All eyes and the hopes of the small Trinidad and Tobago nation will be on Wallace, with the 193cm goaler’s influence set to be the key as to how far Trinidad and Tobago can go. She is enjoying a ripping season thus far in the Suncorp Super Netball (SSN) competition, shooting 365 goals from 387 attempts at an accuracy of 94.3 per cent – remarkably more goals and greater accuracy than both Australian shooters, Caitlin Thwaites (91 per cent) and Caitlin Bassett (89 per cent) in the same competition. The question marks over Trinidad and Tobago remain in regards to the midcourt and whether or not Wallace and partner-in-crime, McCollin to get the looks close to the post. McCollin has been playing in the improving Vitality Netball Superleague (VNSL) competition for Celtic Dragons, and is capable of playing the goal attack role for Wallace to slot into goal shooter. Naturally if they can get the flow up the court, then the pair can go to work with their height and strength likely to trouble most opposition defences. The Calypso Girls have not finished in the top six since 1995, with a ninth placed finish in Sydney their most recent World Cup placing. Outside the shooters, it is hard not to recognise the name Rhonda John-Davis in the squad, with the veteran ageing like a fine wine and was playing World Cups before some of her opponents were even born.
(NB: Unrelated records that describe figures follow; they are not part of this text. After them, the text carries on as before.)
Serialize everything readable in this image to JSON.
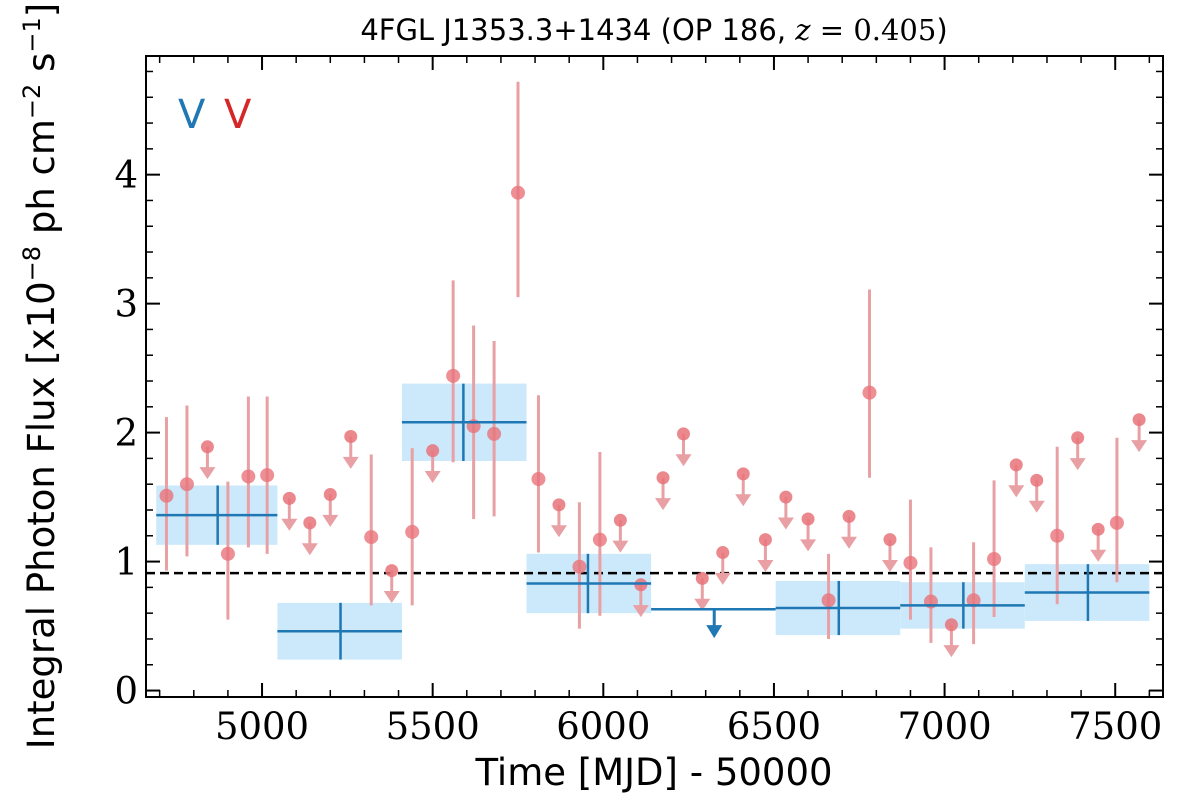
{
  "chart_data": {
    "type": "scatter",
    "title": {
      "prefix": "4FGL J1353.3+1434 (OP 186, ",
      "z_symbol": "z",
      "equals": " = ",
      "z_value": "0.405",
      "suffix": ")"
    },
    "xlabel": "Time [MJD] - 50000",
    "ylabel": {
      "prefix": "Integral Photon Flux [x10",
      "exp1": "−8",
      "middle": " ph cm",
      "exp2": "−2",
      "middle2": " s",
      "exp3": "−1",
      "suffix": "]"
    },
    "xlim": [
      4660,
      7640
    ],
    "ylim": [
      -0.05,
      4.92
    ],
    "xticks": [
      5000,
      5500,
      6000,
      6500,
      7000,
      7500
    ],
    "xtick_labels": [
      "5000",
      "5500",
      "6000",
      "6500",
      "7000",
      "7500"
    ],
    "yticks": [
      0,
      1,
      2,
      3,
      4
    ],
    "ytick_labels": [
      "0",
      "1",
      "2",
      "3",
      "4"
    ],
    "reference_line_y": 0.91,
    "legend": {
      "placement": "top-left",
      "entries": [
        {
          "text": "V",
          "color": "#1f77b4"
        },
        {
          "text": "V",
          "color": "#d62728"
        }
      ]
    },
    "colors": {
      "long_bin_line": "#1f77b4",
      "long_bin_band": "#cbe9fb",
      "short_bin_point": "#e8737a",
      "short_bin_error": "#e8a0a4"
    },
    "long_bins": [
      {
        "x_start": 4690,
        "x_end": 5045,
        "x_center": 4870,
        "y": 1.36,
        "y_err": 0.23,
        "upper_limit": false
      },
      {
        "x_start": 5045,
        "x_end": 5410,
        "x_center": 5230,
        "y": 0.46,
        "y_err": 0.22,
        "upper_limit": false
      },
      {
        "x_start": 5410,
        "x_end": 5775,
        "x_center": 5590,
        "y": 2.08,
        "y_err": 0.3,
        "upper_limit": false
      },
      {
        "x_start": 5775,
        "x_end": 6140,
        "x_center": 5955,
        "y": 0.83,
        "y_err": 0.23,
        "upper_limit": false
      },
      {
        "x_start": 6140,
        "x_end": 6505,
        "x_center": 6325,
        "y": 0.63,
        "y_err": 0,
        "upper_limit": true
      },
      {
        "x_start": 6505,
        "x_end": 6870,
        "x_center": 6690,
        "y": 0.64,
        "y_err": 0.21,
        "upper_limit": false
      },
      {
        "x_start": 6870,
        "x_end": 7235,
        "x_center": 7055,
        "y": 0.66,
        "y_err": 0.18,
        "upper_limit": false
      },
      {
        "x_start": 7235,
        "x_end": 7600,
        "x_center": 7420,
        "y": 0.76,
        "y_err": 0.22,
        "upper_limit": false
      }
    ],
    "short_bins": [
      {
        "x": 4720,
        "y": 1.51,
        "lo": 0.93,
        "hi": 2.12,
        "upper_limit": false
      },
      {
        "x": 4780,
        "y": 1.6,
        "lo": 1.04,
        "hi": 2.21,
        "upper_limit": false
      },
      {
        "x": 4840,
        "y": 1.89,
        "upper_limit": true
      },
      {
        "x": 4900,
        "y": 1.06,
        "lo": 0.55,
        "hi": 1.62,
        "upper_limit": false
      },
      {
        "x": 4960,
        "y": 1.66,
        "lo": 1.11,
        "hi": 2.28,
        "upper_limit": false
      },
      {
        "x": 5015,
        "y": 1.67,
        "lo": 1.06,
        "hi": 2.28,
        "upper_limit": false
      },
      {
        "x": 5080,
        "y": 1.49,
        "upper_limit": true
      },
      {
        "x": 5140,
        "y": 1.3,
        "upper_limit": true
      },
      {
        "x": 5200,
        "y": 1.52,
        "upper_limit": true
      },
      {
        "x": 5260,
        "y": 1.97,
        "upper_limit": true
      },
      {
        "x": 5320,
        "y": 1.19,
        "lo": 0.66,
        "hi": 1.83,
        "upper_limit": false
      },
      {
        "x": 5380,
        "y": 0.93,
        "upper_limit": true
      },
      {
        "x": 5440,
        "y": 1.23,
        "lo": 0.66,
        "hi": 1.88,
        "upper_limit": false
      },
      {
        "x": 5500,
        "y": 1.86,
        "upper_limit": true
      },
      {
        "x": 5560,
        "y": 2.44,
        "lo": 1.77,
        "hi": 3.18,
        "upper_limit": false
      },
      {
        "x": 5620,
        "y": 2.05,
        "lo": 1.33,
        "hi": 2.83,
        "upper_limit": false
      },
      {
        "x": 5680,
        "y": 1.99,
        "lo": 1.35,
        "hi": 2.71,
        "upper_limit": false
      },
      {
        "x": 5750,
        "y": 3.86,
        "lo": 3.05,
        "hi": 4.72,
        "upper_limit": false
      },
      {
        "x": 5810,
        "y": 1.64,
        "lo": 1.07,
        "hi": 2.29,
        "upper_limit": false
      },
      {
        "x": 5870,
        "y": 1.44,
        "upper_limit": true
      },
      {
        "x": 5930,
        "y": 0.96,
        "lo": 0.48,
        "hi": 1.46,
        "upper_limit": false
      },
      {
        "x": 5990,
        "y": 1.17,
        "lo": 0.58,
        "hi": 1.85,
        "upper_limit": false
      },
      {
        "x": 6050,
        "y": 1.32,
        "upper_limit": true
      },
      {
        "x": 6110,
        "y": 0.82,
        "upper_limit": true
      },
      {
        "x": 6175,
        "y": 1.65,
        "upper_limit": true
      },
      {
        "x": 6235,
        "y": 1.99,
        "upper_limit": true
      },
      {
        "x": 6290,
        "y": 0.87,
        "upper_limit": true
      },
      {
        "x": 6350,
        "y": 1.07,
        "upper_limit": true
      },
      {
        "x": 6410,
        "y": 1.68,
        "upper_limit": true
      },
      {
        "x": 6475,
        "y": 1.17,
        "upper_limit": true
      },
      {
        "x": 6535,
        "y": 1.5,
        "upper_limit": true
      },
      {
        "x": 6600,
        "y": 1.33,
        "upper_limit": true
      },
      {
        "x": 6660,
        "y": 0.7,
        "lo": 0.4,
        "hi": 1.06,
        "upper_limit": false
      },
      {
        "x": 6720,
        "y": 1.35,
        "upper_limit": true
      },
      {
        "x": 6780,
        "y": 2.31,
        "lo": 1.65,
        "hi": 3.11,
        "upper_limit": false
      },
      {
        "x": 6840,
        "y": 1.17,
        "upper_limit": true
      },
      {
        "x": 6900,
        "y": 0.99,
        "lo": 0.55,
        "hi": 1.48,
        "upper_limit": false
      },
      {
        "x": 6960,
        "y": 0.69,
        "lo": 0.37,
        "hi": 1.11,
        "upper_limit": false
      },
      {
        "x": 7020,
        "y": 0.51,
        "upper_limit": true
      },
      {
        "x": 7085,
        "y": 0.7,
        "lo": 0.36,
        "hi": 1.15,
        "upper_limit": false
      },
      {
        "x": 7145,
        "y": 1.02,
        "lo": 0.57,
        "hi": 1.63,
        "upper_limit": false
      },
      {
        "x": 7210,
        "y": 1.75,
        "upper_limit": true
      },
      {
        "x": 7270,
        "y": 1.63,
        "upper_limit": true
      },
      {
        "x": 7330,
        "y": 1.2,
        "lo": 0.67,
        "hi": 1.89,
        "upper_limit": false
      },
      {
        "x": 7390,
        "y": 1.96,
        "upper_limit": true
      },
      {
        "x": 7450,
        "y": 1.25,
        "upper_limit": true
      },
      {
        "x": 7505,
        "y": 1.3,
        "lo": 0.84,
        "hi": 1.96,
        "upper_limit": false
      },
      {
        "x": 7570,
        "y": 2.1,
        "upper_limit": true
      }
    ]
  }
}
John-Davis will take to the court for the sixth time in a World Cup and will likely be the key in transition, slotting into the midcourt with the 41-year-old surely at her farewell World Cup. With 164 international appearances, she is a well respected figure across international netball, even if she is in the twilight of her career. Trinidad and Tobago are predicted to at least equal their ninth placed finish, with a victory over Fiji in the Preliminary Stage a must given the horror tough group of Jamaica and South Africa. While England will be a tough opponent in the next stage, they will enjoy big challenges against Scotland and Uganda to determine placings.


Coach: Anna Shepherd
World Ranking: 11
Best Result: 6th
Predicted: 10th

Barbados is another underdog nation that has landed a kinder group than that of its Americas counterpart. Whilst the Bajan Gems feature a host of relatively unknown players on the world stage, they have proven themselves to be competitive against stronger nations. They finished as high as sixth back in 1987, and have a strong netball competition in the nation. Payne is a particular player to watch having been a member of the Bajan Gems since she was a teenager and will now be at her fourth World Cup. Expect her to be a key in the goal circle, using her experience and crafty movement to set up plays for the ultimate utility in Blackman. The goal shooter can play just about any position on the court, having floated through the centre and in the defensive goal circle throughout her long and illustrious career. Now 36, she is a steadying force and was able to compete against the strength of Australia, Jamaica and South Africa last year at the 2018 Commonwealth Games. A third player to watch out for is experienced midcourter Damisha Croney who could well be the key to Barbados’ chances, likely to play through the centre for her nation. Having played throughout her childhood, she is still only 27 and along with captain Rhe-Ann Niles-Mapp will provide vast international experience across the court. Niles-Mapp is the key player up the defensive end, with the goal defence having to work hard to potentially double-team Malawi’s Joyce Mvula, while also opposed to star goaler, Maria Folau when the side faces the Silver Ferns. There is no doubt she and the rest of her teammates will be up against it at the World Cup, but landing on the favourable side of the draw – potentially wins against Singapore and Sri Lanka – should see them finish in the top 10, and given the injury of Mwai Kumwenda for Malawi and the unpredictability of Northern Ireland, the Bajan Gems are a dark horse to reach a single-digit finishing position once again.